Entscheidungsstichwort (Thema)
Antrag auf Verringerung und geänderte Verteilung der Arbeitszeit. Geänderte Verteilung der Arbeitszeit aufgrund Betriebsvereinbarung
Leitsatz (amtlich)
1. Die Veränderungssperre des § 8 Abs. 6 TzBfG gilt nur für Verringerungsverlangen nach § 8 Abs. 1 TzBfG.
2. Eine nach Maßgabe von § 87 Abs. 1 Nr. 2 BetrVG abgeschlossene Betriebsvereinbarung kann den Arbeitgeber berechtigen, den Verteilungswunsch des Arbeitnehmers abzulehnen. Diese Rechtsprechung gilt nur für die Verteilung der Arbeitszeit, weil insoweit ein Mitbestimmungsrecht des Betriebsrats besteht. Sie bezieht sich nicht auf die Verringerung der Arbeitszeit, weil hinsichtlich des Umfangs der Arbeitszeit des Arbeitnehmers kein Mitbestimmungsrecht des Betriebsrats besteht.

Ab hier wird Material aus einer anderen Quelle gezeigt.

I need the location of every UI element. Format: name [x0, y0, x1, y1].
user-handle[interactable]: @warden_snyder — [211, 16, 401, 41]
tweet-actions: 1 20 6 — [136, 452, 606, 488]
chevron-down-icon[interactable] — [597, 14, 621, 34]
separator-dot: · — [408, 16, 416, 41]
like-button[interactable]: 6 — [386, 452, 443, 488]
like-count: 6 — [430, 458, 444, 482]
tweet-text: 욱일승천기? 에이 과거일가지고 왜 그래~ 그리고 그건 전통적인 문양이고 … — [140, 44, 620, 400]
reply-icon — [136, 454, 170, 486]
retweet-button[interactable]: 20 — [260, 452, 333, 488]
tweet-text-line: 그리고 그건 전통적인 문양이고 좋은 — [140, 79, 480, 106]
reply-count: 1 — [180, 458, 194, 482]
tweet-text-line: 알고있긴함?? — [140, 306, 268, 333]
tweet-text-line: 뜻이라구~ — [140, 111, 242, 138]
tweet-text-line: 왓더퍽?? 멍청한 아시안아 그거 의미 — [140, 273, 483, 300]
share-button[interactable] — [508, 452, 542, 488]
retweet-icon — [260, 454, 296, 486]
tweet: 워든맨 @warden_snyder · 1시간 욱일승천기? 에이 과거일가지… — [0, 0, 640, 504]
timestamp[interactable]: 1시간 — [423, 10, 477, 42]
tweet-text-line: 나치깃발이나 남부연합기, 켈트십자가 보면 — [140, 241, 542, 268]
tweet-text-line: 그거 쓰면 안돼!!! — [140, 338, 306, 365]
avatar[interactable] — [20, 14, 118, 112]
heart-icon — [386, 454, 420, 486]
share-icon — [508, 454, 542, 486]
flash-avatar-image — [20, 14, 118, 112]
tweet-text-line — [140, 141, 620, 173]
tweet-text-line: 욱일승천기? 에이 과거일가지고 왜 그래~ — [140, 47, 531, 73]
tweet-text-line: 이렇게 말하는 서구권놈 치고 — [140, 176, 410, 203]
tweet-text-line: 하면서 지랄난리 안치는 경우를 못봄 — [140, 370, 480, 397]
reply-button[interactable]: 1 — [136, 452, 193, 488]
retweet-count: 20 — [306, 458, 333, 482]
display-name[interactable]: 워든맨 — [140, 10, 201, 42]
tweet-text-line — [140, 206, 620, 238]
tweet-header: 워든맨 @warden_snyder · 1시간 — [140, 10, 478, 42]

3. Der Antrag nach § 8 TzBfG muss sich nicht im Rahmen der bisherigen Arbeitszeit halten. Eine Verteilung dahingehend, dass in einzelnen Monaten eine vollständige Freistellung erfolgt, ist möglich. Im konkreten Fall standen dem Teilzeitwunsch des Arbeitnehmers allerdings betriebliche Gründe entgegen.
Normenkette
TzBfG § 8
Verfahrensgang
ArbG Köln (Aktenzeichen 12 Ca 5707/11) |
Tenor
1.
Die Berufung des Klägers gegen das Urteil des Arbeitsgerichts Köln vom 22. März 2012 - 12 Ca 5707/11 - wird zurückgewiesen.
2.
Der Kläger trägt die Kosten des Berufungsverfahrens.
3.
Die Revision wird nicht zugelassen.
Tatbestand
Der Kläger macht einen Anspruch auf Verringerung und eine geänderte Verteilung seiner Arbeitszeit geltend.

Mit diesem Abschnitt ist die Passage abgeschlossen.